それはただの願いで、ただの切実な僕の思い。カタン。音を立てた椅子は未だに僕をそこから離れさせてくれない。ごめんね、ちょっとトイレに行ってくる。女の子の前で言う事じゃないって分かっていても、これを言わずとしてどうすればこの場から去ることが出来るだろう。
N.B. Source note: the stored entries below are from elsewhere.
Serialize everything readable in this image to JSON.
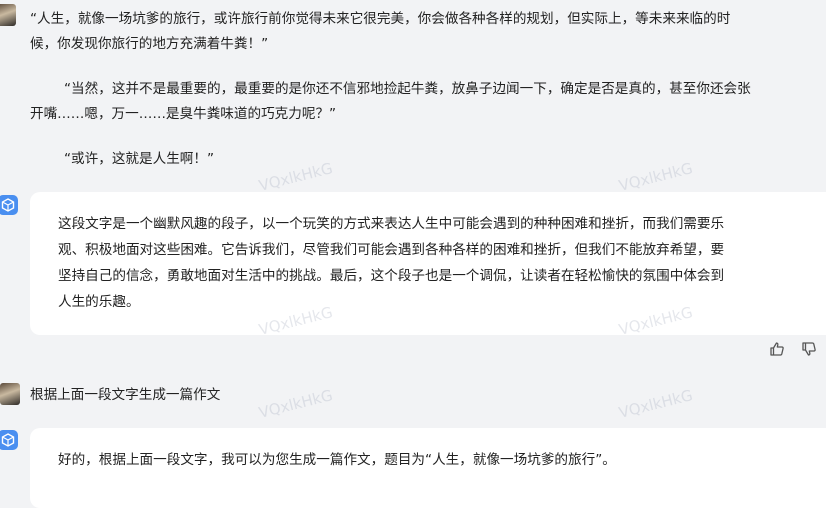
{
  "conversation": {
    "prev_answer": {
      "lines": [
        "“人生，就像一场坑爹的旅行，或许旅行前你觉得未来它很完美，你会做各种各样的规划，但实际上，等未来来临的时",
        "候，你发现你旅行的地方充满着牛粪！”",
        "“当然，这并不是最重要的，最重要的是你还不信邪地捡起牛粪，放鼻子边闻一下，确定是否是真的，甚至你还会张",
        "开嘴……嗯，万一……是臭牛粪味道的巧克力呢？”",
        "“或许，这就是人生啊！”"
      ]
    },
    "bot_reply_1": {
      "lines": [
        "这段文字是一个幽默风趣的段子，以一个玩笑的方式来表达人生中可能会遇到的种种困难和挫折，而我们需要乐",
        "观、积极地面对这些困难。它告诉我们，尽管我们可能会遇到各种各样的困难和挫折，但我们不能放弃希望，要",
        "坚持自己的信念，勇敢地面对生活中的挑战。最后，这个段子也是一个调侃，让读者在轻松愉快的氛围中体会到",
        "人生的乐趣。"
      ]
    },
    "user_message": "根据上面一段文字生成一篇作文",
    "bot_reply_2": {
      "text": "好的，根据上面一段文字，我可以为您生成一篇作文，题目为“人生，就像一场坑爹的旅行”。"
    },
    "icons": {
      "like": "thumbs-up-icon",
      "dislike": "thumbs-down-icon",
      "bot": "cube-logo-icon"
    }
  },
  "watermark": "VQxlkHkG"
}
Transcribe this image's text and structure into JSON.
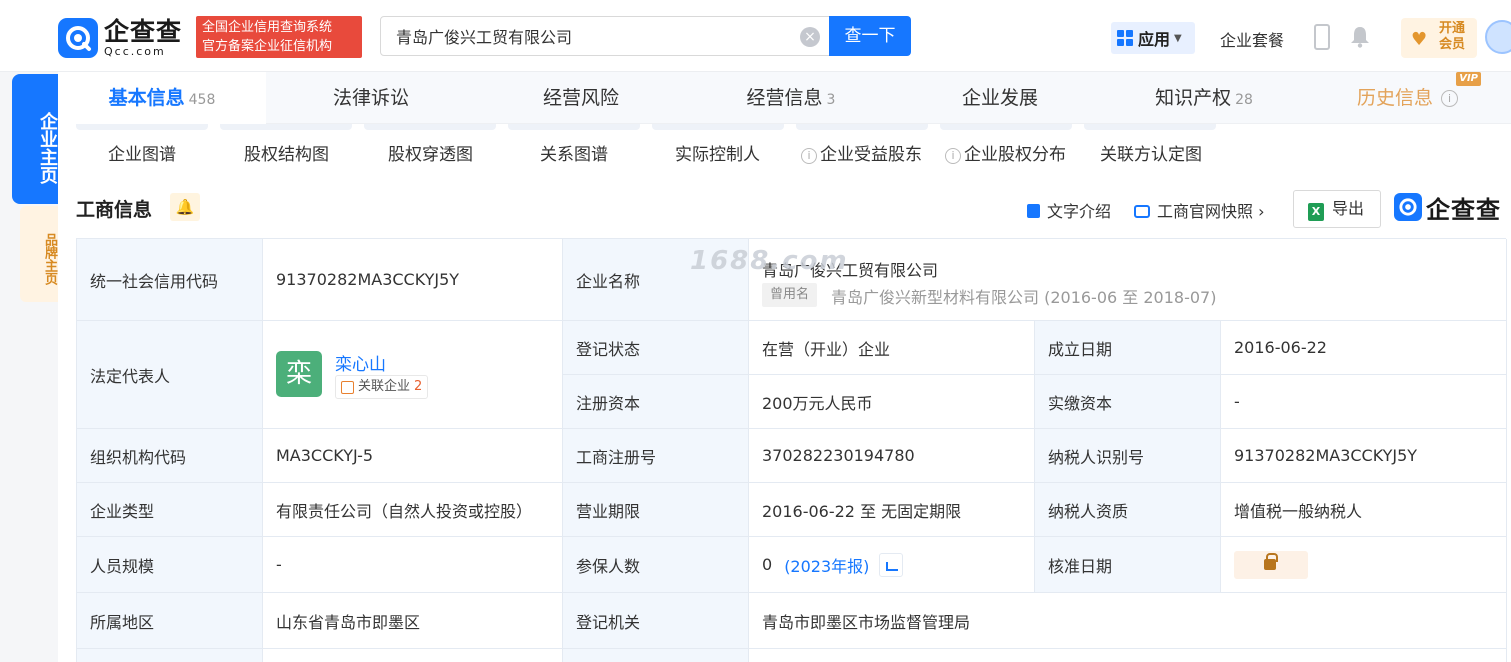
{
  "header": {
    "logo_cn": "企查查",
    "logo_en": "Qcc.com",
    "badge_line1": "全国企业信用查询系统",
    "badge_line2": "官方备案企业征信机构",
    "search_value": "青岛广俊兴工贸有限公司",
    "search_button": "查一下",
    "app_label": "应用",
    "package_label": "企业套餐",
    "vip_line1": "开通",
    "vip_line2": "会员"
  },
  "left_tabs": {
    "main": "企业主页",
    "brand": "品牌主页"
  },
  "tabs": [
    {
      "label": "基本信息",
      "count": "458"
    },
    {
      "label": "法律诉讼",
      "count": ""
    },
    {
      "label": "经营风险",
      "count": ""
    },
    {
      "label": "经营信息",
      "count": "3"
    },
    {
      "label": "企业发展",
      "count": ""
    },
    {
      "label": "知识产权",
      "count": "28"
    },
    {
      "label": "历史信息",
      "count": "",
      "badge": "VIP"
    }
  ],
  "subnav": [
    "企业图谱",
    "股权结构图",
    "股权穿透图",
    "关系图谱",
    "实际控制人",
    "企业受益股东",
    "企业股权分布",
    "关联方认定图"
  ],
  "section": {
    "title": "工商信息",
    "text_intro": "文字介绍",
    "snapshot": "工商官网快照",
    "export": "导出",
    "brand_mark": "企查查"
  },
  "watermark": "1688.com",
  "table": {
    "credit_code_label": "统一社会信用代码",
    "credit_code": "91370282MA3CCKYJ5Y",
    "company_name_label": "企业名称",
    "company_name": "青岛广俊兴工贸有限公司",
    "former_tag": "曾用名",
    "former_name": "青岛广俊兴新型材料有限公司 (2016-06 至 2018-07)",
    "legal_rep_label": "法定代表人",
    "legal_avatar": "栾",
    "legal_name": "栾心山",
    "related_label": "关联企业",
    "related_count": "2",
    "reg_status_label": "登记状态",
    "reg_status": "在营（开业）企业",
    "founded_label": "成立日期",
    "founded": "2016-06-22",
    "reg_capital_label": "注册资本",
    "reg_capital": "200万元人民币",
    "paid_capital_label": "实缴资本",
    "paid_capital": "-",
    "org_code_label": "组织机构代码",
    "org_code": "MA3CCKYJ-5",
    "reg_no_label": "工商注册号",
    "reg_no": "370282230194780",
    "taxpayer_id_label": "纳税人识别号",
    "taxpayer_id": "91370282MA3CCKYJ5Y",
    "company_type_label": "企业类型",
    "company_type": "有限责任公司（自然人投资或控股）",
    "term_label": "营业期限",
    "term": "2016-06-22 至 无固定期限",
    "tax_quality_label": "纳税人资质",
    "tax_quality": "增值税一般纳税人",
    "staff_label": "人员规模",
    "staff": "-",
    "insured_label": "参保人数",
    "insured": "0",
    "insured_year": "(2023年报)",
    "approval_label": "核准日期",
    "region_label": "所属地区",
    "region": "山东省青岛市即墨区",
    "authority_label": "登记机关",
    "authority": "青岛市即墨区市场监督管理局"
  },
  "colors": {
    "brand_blue": "#1677ff",
    "label_bg": "#f2f7fd",
    "badge_red": "#e84a3c",
    "vip_orange": "#d78a22"
  }
}
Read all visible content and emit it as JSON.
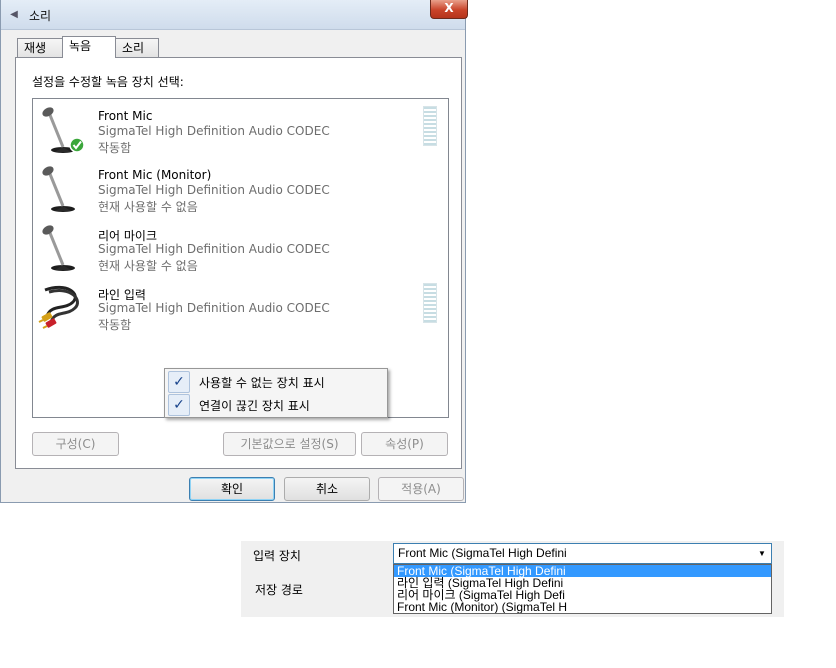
{
  "dialog": {
    "title": "소리",
    "close_label": "X",
    "tabs": [
      {
        "label": "재생"
      },
      {
        "label": "녹음"
      },
      {
        "label": "소리"
      }
    ],
    "instruction": "설정을 수정할 녹음 장치 선택:",
    "devices": [
      {
        "name": "Front Mic",
        "driver": "SigmaTel High Definition Audio CODEC",
        "status": "작동함",
        "icon": "microphone-icon-default-check",
        "meter": true
      },
      {
        "name": "Front Mic (Monitor)",
        "driver": "SigmaTel High Definition Audio CODEC",
        "status": "현재 사용할 수 없음",
        "icon": "microphone-icon",
        "meter": false
      },
      {
        "name": "리어 마이크",
        "driver": "SigmaTel High Definition Audio CODEC",
        "status": "현재 사용할 수 없음",
        "icon": "microphone-icon",
        "meter": false
      },
      {
        "name": "라인 입력",
        "driver": "SigmaTel High Definition Audio CODEC",
        "status": "작동함",
        "icon": "rca-cable-icon",
        "meter": true
      }
    ],
    "context_menu": [
      {
        "label": "사용할 수 없는 장치 표시",
        "checked": true,
        "check_glyph": "✓"
      },
      {
        "label": "연결이 끊긴 장치 표시",
        "checked": true,
        "check_glyph": "✓"
      }
    ],
    "buttons": {
      "configure": "구성(C)",
      "set_default": "기본값으로 설정(S)",
      "properties": "속성(P)",
      "ok": "확인",
      "cancel": "취소",
      "apply": "적용(A)"
    }
  },
  "settings": {
    "input_label": "입력 장치",
    "path_label": "저장 경로",
    "selected_value": "Front Mic (SigmaTel High Defini",
    "options": [
      "Front Mic (SigmaTel High Defini",
      "라인 입력 (SigmaTel High Defini",
      "리어 마이크 (SigmaTel High Defi",
      "Front Mic (Monitor) (SigmaTel H"
    ],
    "selected_index": 0
  },
  "colors": {
    "selection": "#3399ff",
    "check_green": "#3aa63a",
    "close_red": "#c9442a"
  }
}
廊下を飛び出した僕は、一番最初に覚えた屋上庭園までの道のりを駆けた。
「……っ」
思ったより全力で走ったみたいで、少しだけ体を前のめりにしては両手を膝につけて息を吸う、そして吐くを繰り返した。見上げる空は青い。フランスの家で見上げた空もこんな風だった。不意によぎる両親の影に、また泣きたくなった僕の感情は誰よりも子供くさい。
「どうしたの?」
不意に頭上から降り注いだ音。瞬時に僕の耳にそれは浸透していっては、認識した僕の脳が驚きの声を上げ、走り疲れた体がぺたりと地についた。見上げれば、一人の女の子が困ったように僕を見ていた。
「…どーしたの?」
最初より少しだけ砕けた言い方だった。よく見れば、タイが同じ赤。───同い年?無意識に呟いた声に反応した彼女は、口角を吊り上げては自身の胸元に下げた赤を少しだけ持ち上げて、頷いた。
「何も無いよ」
会話になってない。なんて思いながらも一番最初の彼女からの問いに返事を返す。彼女は首を傾げながらも、にっこりと笑って、ならいっか!と満足そうに僕に背を向けた。
「あんまり無理しちゃ駄目だよ?」
風に乗って聞こえたそれに、僕の荒んだものは少しだけ、ほんの少しだけ落ち着きを取り戻した。泣きそうになってしまったなんて、僕だけの秘密。